The last two prime ministerial appointments of Canadian governor generals, e.g., have themselves tried to reach out to the growing numbers of people from non-British backgrounds in Canada today. Probably Canada’s very longstanding French connections can be given some credit in this context. (It was Jean Chretien who started the trend by appointing Governor General Clarkson.) And hopefully the precedents set will have their own echoes in some ultimate reformed and democratized method of selecting a ceremonial Canadian head of state.

A still larger reality that Greg Barns’s and Anna Krawec-Wheaton’s An Australian Republic can show Canadians who are ready to listen, however, is that “re-branding” is not finally the best way of looking at the diffuse and  vague but still surprisingly vast and important change involved. It is instead finally about “values and national identity” and “about transforming the nature of our democratic structures, and opening them up to more widespread popular participation … about replacing the idea of executive primogeniture, however symbolic in the present system, with an arrangement that better reflects … traditions of democratic egalitarianism.”

“Republicanism” in what the British monarchy nowadays calls its “Commonwealth Realms” is finally about the sovereign people of Australia and the sovereign people of Canada and so forth standing up at last, and saying we’re who ultimately count in our now fully grown national parliamentary democracy today.

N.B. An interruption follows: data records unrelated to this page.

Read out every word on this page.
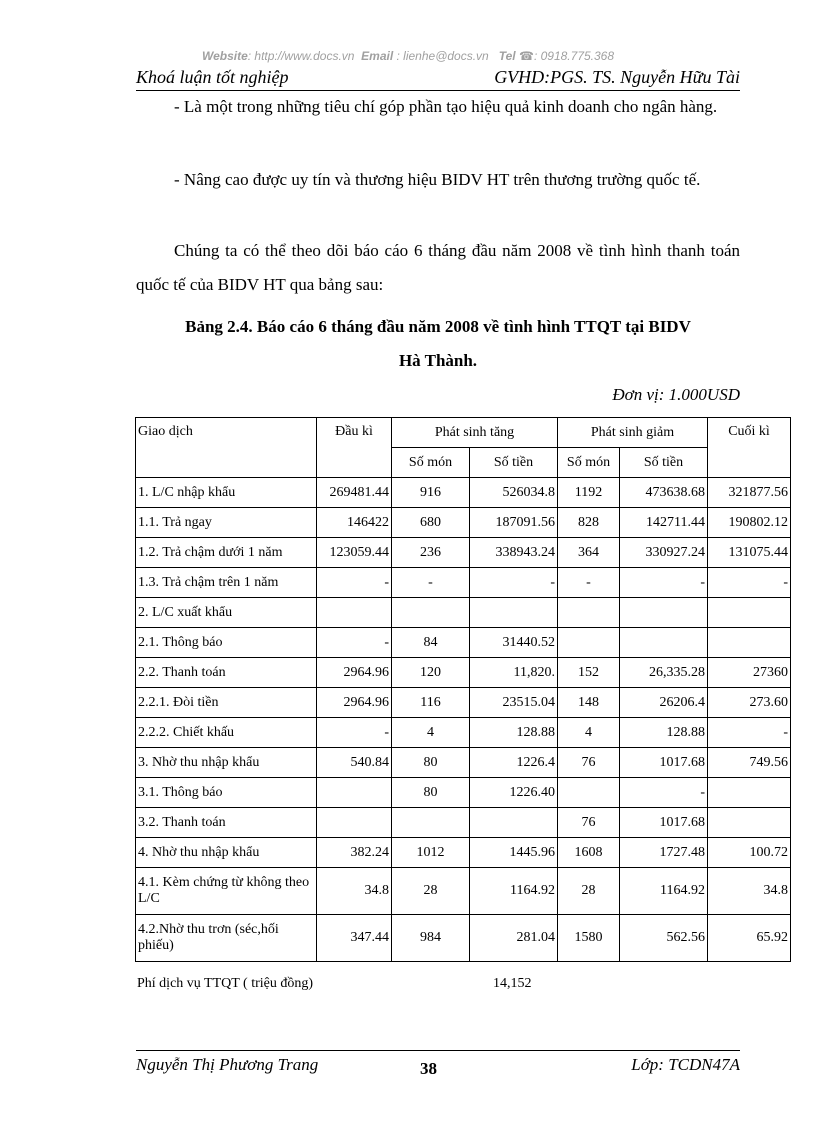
Website: http://www.docs.vn Email : lienhe@docs.vn Tel ☎: 0918.775.368
Khoá luận tốt nghiệp	GVHD:PGS. TS. Nguyễn Hữu Tài
- Là một trong những tiêu chí góp phần tạo hiệu quả kinh doanh cho ngân hàng.
- Nâng cao được uy tín và thương hiệu BIDV HT trên thương trường quốc tế.
Chúng ta có thể theo dõi báo cáo 6 tháng đầu năm 2008 về tình hình thanh toán quốc tế của BIDV HT qua bảng sau:
Bảng 2.4. Báo cáo 6 tháng đầu năm 2008 về tình hình TTQT tại BIDV
Hà Thành.
Đơn vị: 1.000USD
Giao dịch	Đầu kì	Phát sinh tăng		Phát sinh giảm		Cuối kì
		Số món	Số tiền	Số món	Số tiền	
1. L/C nhập khẩu	269481.44	916	526034.8	1192	473638.68	321877.56
1.1. Trả ngay	146422	680	187091.56	828	142711.44	190802.12
1.2. Trả chậm dưới 1 năm	123059.44	236	338943.24	364	330927.24	131075.44
1.3. Trả chậm trên 1 năm	-	-	-	-	-	-
2. L/C xuất khẩu						
2.1. Thông báo	-	84	31440.52			
2.2. Thanh toán	2964.96	120	11,820.	152	26,335.28	27360
2.2.1. Đòi tiền	2964.96	116	23515.04	148	26206.4	273.60
2.2.2. Chiết khấu	-	4	128.88	4	128.88	-
3. Nhờ thu nhập khẩu	540.84	80	1226.4	76	1017.68	749.56
3.1. Thông báo		80	1226.40		-	
3.2. Thanh toán				76	1017.68	
4. Nhờ thu nhập khẩu	382.24	1012	1445.96	1608	1727.48	100.72
4.1. Kèm chứng từ không theo L/C	34.8	28	1164.92	28	1164.92	34.8
4.2.Nhờ thu trơn (séc,hối phiếu)	347.44	984	281.04	1580	562.56	65.92
Phí dịch vụ TTQT ( triệu đồng)	14,152
Nguyễn Thị Phương Trang	38	Lớp: TCDN47A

(And Australia, by the way, is also ahead of Canada at the moment on a related branch of the subject here. In Canada today new citizens still swear allegiance to “Her Majesty the Queen Elizabeth the Second, Queen of Canada, her Heirs and Successors.” In Australia, since 1994, they “pledge my loyalty to Australia and its people, whose democratic beliefs I share, whose rights and liberties I respect, and whose laws I will uphold and obey.” )

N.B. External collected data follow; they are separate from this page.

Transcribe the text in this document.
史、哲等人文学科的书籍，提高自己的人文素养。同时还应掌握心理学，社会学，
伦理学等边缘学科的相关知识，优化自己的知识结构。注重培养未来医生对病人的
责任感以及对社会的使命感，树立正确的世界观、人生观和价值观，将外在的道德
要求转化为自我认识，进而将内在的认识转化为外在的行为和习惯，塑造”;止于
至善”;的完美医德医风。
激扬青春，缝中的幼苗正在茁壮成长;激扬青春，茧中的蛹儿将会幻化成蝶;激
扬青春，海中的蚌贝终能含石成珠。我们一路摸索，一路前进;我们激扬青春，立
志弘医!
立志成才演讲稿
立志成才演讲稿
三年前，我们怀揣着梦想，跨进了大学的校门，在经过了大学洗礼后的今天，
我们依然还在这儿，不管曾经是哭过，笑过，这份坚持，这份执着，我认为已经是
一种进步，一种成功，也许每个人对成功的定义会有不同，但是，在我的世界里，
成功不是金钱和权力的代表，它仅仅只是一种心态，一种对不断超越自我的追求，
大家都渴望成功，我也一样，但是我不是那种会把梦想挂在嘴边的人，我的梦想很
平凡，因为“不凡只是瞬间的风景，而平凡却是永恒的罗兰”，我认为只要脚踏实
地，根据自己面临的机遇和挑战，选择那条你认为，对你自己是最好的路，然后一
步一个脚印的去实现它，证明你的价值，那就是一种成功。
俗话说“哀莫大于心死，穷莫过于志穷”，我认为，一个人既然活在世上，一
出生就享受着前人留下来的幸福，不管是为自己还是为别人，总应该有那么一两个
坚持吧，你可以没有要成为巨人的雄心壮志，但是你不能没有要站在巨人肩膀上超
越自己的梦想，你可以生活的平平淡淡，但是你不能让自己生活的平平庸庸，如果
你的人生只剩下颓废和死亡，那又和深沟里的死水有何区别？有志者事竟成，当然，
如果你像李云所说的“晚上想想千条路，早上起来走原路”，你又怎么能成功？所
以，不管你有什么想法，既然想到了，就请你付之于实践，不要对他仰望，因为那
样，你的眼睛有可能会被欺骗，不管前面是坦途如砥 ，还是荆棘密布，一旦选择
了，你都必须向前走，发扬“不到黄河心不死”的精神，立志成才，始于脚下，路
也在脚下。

Many Canadians still no doubt see the idea of actually learning something about the Canadian future from Australia as eccentric at best. Australia, after all, doesn’t even have a flag of its own yet. And we’ve had that in Canada since 1965. Australia doesn’t have anything like Quebec to worry about. It is thousands upon thousands of miles away from the United States. It still plays cricket and a version of football that no one else in the world understands. And its leading gift to Hollywood is Mel Gibson. (Or is it really Russell Crowe, or Nicole Kidman, or Kiley Minogue, or Crocodile Dundee?)

Yet by all inside accounts available, learning how some things are done very well in the Land of Oz these days was one secret behind the minority-government triumph of Stephen Harper’s new Conservative Party of Canada, in the surprising enough federal election of January 23, 2006. And Greg Barns’s and Anna Krawec-Wheaton’s engaging new book on An Australian Republic finally demonstrates that there are also a few things the more progressive sides of the Canadian political spectrum can usefully learn from their institutional brothers and sisters down under (even if it is still such a very long airplane flight away).

Randall White is the author of a number of books on Canadian history and politics, including Voice of Region: The Long Journey to Senate Reform in Canada, and Ontario Since 1985.